Yani Abdullah Gül diyor ki “Yeni Anayasa!’da vatandaşlık tanımı mümkünse olmasın, olacaksa da Türklük tanımı olmasın”
Zira Anayasa’da kendisinin “Rahatsızlık” duyduğu vatandaşlık tanımı Anayasa’nın 66.Maddesinde “Türk Devletine vatandaşlık bağı ile bağlı olan herkes Türktür” sözleri ile ifade ediliyor.
Şimdi sizlerle 2 Mart 2011 tarihine gidiyoruz…
Dönemin Cumhurbaşkanı Abdullah Gül Danıştay’a yeni bir üye seçiyor: Zeki Yiğit…
İşte Abdullah Gül’ün Danıştay üyeliğine seçtiği Zeki Yiğit 2013 yılında Danıştay tarafından Yüksek Seçim Kurulu Üyeliği görevine de getiriliyor…
Olaylı son İstanbul Büyükşehir Belediye Başkanlığı seçiminin iptali için YSK karar alırken “Seçim iptal edilsin” diyen 4 oydan birisi aynı Zeki Yiğit’e ait…
Ve 7 Mayıs 2020’de Danıştay’ın yeni Başkanı olarak seçilen isim de “Ne Mutlu Türküm diyene” ifadesinden de “Türklük” tanımından da rahatsızlık duyan Abdullah Gül’ün getirip Danıştay Üyesi yaptığı Zeki Yiğit, Danıştay Başkanlığı görevine seçiliyor…
Ve işte bu şekilde, bu zihniyet ile “Dizayn edilmiş” Danıştay dün aldığı karar ile devlet madalyalarından Atatürk kabartmalarını ve Andımız’ı kaldırdı…
İşte o Danıştay’ın başındaki Zerki Yiğit’in önünü açan Abdullah Gül ve zihniyetini bu ülkede bu ülkenin kurucu partisi CHP’nin başında bulunan Kemal Kılıçdaroğlu 2018 yılında “ÇATI ADAY” yapmak istedi son dakikada olmadı…

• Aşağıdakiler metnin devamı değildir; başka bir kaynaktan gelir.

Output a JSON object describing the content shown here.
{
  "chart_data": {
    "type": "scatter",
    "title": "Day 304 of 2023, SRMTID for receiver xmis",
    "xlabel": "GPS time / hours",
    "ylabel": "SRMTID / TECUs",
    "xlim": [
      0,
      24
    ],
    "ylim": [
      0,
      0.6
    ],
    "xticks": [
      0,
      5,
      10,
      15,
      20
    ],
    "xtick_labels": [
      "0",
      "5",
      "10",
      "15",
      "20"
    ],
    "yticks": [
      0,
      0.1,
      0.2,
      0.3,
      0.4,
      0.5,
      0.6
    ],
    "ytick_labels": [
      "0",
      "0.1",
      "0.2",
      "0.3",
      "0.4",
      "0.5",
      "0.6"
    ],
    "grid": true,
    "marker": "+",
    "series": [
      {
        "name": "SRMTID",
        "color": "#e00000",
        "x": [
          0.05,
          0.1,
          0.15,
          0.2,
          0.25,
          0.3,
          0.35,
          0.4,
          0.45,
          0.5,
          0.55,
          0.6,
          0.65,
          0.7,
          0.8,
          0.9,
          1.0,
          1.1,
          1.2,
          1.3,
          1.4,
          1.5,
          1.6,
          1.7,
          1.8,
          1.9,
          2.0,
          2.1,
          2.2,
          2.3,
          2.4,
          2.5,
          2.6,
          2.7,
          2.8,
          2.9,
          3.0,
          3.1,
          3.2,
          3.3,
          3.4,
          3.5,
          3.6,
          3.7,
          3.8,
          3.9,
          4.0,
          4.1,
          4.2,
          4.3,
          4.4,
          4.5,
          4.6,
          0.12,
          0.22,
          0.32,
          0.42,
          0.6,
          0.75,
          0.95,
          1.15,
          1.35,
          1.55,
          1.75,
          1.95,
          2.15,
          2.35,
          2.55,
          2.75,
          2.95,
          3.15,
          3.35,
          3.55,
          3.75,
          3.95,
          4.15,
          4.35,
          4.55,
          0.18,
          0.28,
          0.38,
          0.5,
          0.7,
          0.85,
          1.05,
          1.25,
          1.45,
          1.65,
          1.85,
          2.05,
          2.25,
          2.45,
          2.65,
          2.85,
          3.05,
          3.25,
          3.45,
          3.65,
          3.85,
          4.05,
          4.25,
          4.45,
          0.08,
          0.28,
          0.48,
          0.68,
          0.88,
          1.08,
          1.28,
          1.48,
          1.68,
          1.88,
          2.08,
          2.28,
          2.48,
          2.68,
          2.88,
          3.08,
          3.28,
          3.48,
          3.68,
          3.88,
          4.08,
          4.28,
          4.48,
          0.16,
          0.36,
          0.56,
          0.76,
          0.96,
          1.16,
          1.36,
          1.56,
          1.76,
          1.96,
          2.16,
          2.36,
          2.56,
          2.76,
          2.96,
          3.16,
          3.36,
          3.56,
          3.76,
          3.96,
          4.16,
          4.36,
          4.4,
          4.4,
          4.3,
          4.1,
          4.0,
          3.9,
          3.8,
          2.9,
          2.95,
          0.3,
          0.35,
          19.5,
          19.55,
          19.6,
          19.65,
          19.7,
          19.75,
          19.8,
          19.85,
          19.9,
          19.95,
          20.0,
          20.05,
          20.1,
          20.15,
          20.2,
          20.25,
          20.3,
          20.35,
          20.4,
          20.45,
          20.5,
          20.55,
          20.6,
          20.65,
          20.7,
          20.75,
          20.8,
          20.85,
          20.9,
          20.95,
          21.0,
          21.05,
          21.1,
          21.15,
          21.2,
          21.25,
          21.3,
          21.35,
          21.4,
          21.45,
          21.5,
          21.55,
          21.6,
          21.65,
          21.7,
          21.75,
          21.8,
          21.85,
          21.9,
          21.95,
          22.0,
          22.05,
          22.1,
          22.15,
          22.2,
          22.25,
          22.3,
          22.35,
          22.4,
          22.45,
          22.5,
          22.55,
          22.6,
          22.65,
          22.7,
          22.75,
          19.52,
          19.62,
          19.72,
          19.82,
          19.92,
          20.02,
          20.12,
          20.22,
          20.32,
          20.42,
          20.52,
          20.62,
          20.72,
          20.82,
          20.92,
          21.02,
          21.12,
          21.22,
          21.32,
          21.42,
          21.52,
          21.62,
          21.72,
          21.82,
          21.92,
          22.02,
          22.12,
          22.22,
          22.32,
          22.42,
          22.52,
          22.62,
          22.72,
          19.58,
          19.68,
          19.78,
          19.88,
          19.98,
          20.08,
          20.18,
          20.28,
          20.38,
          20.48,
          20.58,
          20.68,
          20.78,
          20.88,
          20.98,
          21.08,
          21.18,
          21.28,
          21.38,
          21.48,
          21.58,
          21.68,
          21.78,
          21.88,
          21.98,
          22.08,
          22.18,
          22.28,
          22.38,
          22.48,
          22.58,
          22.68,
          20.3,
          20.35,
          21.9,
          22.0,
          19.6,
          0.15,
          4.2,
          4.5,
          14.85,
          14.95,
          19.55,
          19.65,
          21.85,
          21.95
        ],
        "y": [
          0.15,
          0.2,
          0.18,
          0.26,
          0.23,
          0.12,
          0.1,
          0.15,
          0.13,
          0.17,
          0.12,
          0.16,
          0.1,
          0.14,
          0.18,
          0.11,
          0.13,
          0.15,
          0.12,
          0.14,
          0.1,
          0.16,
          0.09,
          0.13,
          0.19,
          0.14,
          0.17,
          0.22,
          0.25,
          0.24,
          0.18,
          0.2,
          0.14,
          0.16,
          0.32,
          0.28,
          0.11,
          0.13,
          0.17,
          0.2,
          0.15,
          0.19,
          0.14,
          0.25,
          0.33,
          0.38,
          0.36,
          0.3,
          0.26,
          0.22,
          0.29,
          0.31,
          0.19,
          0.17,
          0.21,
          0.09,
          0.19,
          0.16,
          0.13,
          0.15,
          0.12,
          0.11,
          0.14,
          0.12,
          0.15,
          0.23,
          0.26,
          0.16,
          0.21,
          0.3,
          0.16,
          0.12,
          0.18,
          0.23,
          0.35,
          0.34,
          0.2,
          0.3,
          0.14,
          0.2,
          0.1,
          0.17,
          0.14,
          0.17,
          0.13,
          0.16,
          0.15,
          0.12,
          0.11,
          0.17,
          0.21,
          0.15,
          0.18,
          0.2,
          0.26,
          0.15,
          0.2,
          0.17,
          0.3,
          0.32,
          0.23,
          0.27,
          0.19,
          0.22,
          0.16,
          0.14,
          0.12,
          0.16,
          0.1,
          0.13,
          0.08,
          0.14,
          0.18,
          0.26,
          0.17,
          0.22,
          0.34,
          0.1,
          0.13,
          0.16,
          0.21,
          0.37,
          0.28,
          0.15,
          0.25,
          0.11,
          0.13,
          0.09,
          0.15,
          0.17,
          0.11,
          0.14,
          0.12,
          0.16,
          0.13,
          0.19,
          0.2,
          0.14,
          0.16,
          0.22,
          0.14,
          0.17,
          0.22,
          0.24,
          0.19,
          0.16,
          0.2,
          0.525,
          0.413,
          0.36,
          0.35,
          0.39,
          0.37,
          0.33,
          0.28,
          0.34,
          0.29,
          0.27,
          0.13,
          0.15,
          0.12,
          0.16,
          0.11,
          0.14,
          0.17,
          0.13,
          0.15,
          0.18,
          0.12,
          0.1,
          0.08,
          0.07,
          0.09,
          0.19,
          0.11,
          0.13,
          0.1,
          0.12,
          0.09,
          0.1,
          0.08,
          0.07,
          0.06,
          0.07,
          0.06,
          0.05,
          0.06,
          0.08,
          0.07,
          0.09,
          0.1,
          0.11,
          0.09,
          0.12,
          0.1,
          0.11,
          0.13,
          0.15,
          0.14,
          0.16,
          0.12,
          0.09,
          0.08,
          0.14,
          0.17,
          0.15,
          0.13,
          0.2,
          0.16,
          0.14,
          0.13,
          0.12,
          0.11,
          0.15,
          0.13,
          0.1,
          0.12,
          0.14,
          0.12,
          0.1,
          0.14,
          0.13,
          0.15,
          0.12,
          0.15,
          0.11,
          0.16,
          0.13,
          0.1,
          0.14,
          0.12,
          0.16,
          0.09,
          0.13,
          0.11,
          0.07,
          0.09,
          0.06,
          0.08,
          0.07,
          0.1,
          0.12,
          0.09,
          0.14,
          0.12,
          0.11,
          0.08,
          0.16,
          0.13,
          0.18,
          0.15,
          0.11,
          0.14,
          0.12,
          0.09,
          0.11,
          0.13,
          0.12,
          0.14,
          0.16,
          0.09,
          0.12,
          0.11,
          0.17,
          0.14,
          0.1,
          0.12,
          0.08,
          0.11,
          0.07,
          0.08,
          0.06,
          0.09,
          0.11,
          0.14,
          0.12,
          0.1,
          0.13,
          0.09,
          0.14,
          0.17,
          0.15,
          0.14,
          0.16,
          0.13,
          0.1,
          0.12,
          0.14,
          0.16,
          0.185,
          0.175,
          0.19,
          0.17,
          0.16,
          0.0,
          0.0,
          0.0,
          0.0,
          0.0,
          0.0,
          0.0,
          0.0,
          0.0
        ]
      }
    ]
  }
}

Abdullah Gül ile “Rutin olarak” görüşmeler yaptığını ve kendisinin “Çok değerli fikirlerinden yararlandığını” kendisi beyan eden Kılıçdaroğlu 2023 seçimlerinde de Gül’ü aday yapabilmek için sonuna kadar uğraşacak.
Biz ise diyoruz ki “Andımız’ın kaldırılması bir süreç ve bu sürecin taşları 1990’ların başından itibaren döşenmeye başladı ve ilmek ilmek dokunarak,30 sene emek verilerek bugün başarıldı. Bu bir toplumun milli değerlerini yok etme operasyonunun, toplumsal bilinci felce uğratma operasyonunun en önemli adımlarından birisidir”
Birileri de bu “Operasyonun” en önemli uygulayıcılarından birisini muhalefetin “ÇATI ADAYI” yapmak istiyor.
O zaman insan ister istemez soruyor “Pardon da siz kime hizmet ediyorsunuz?”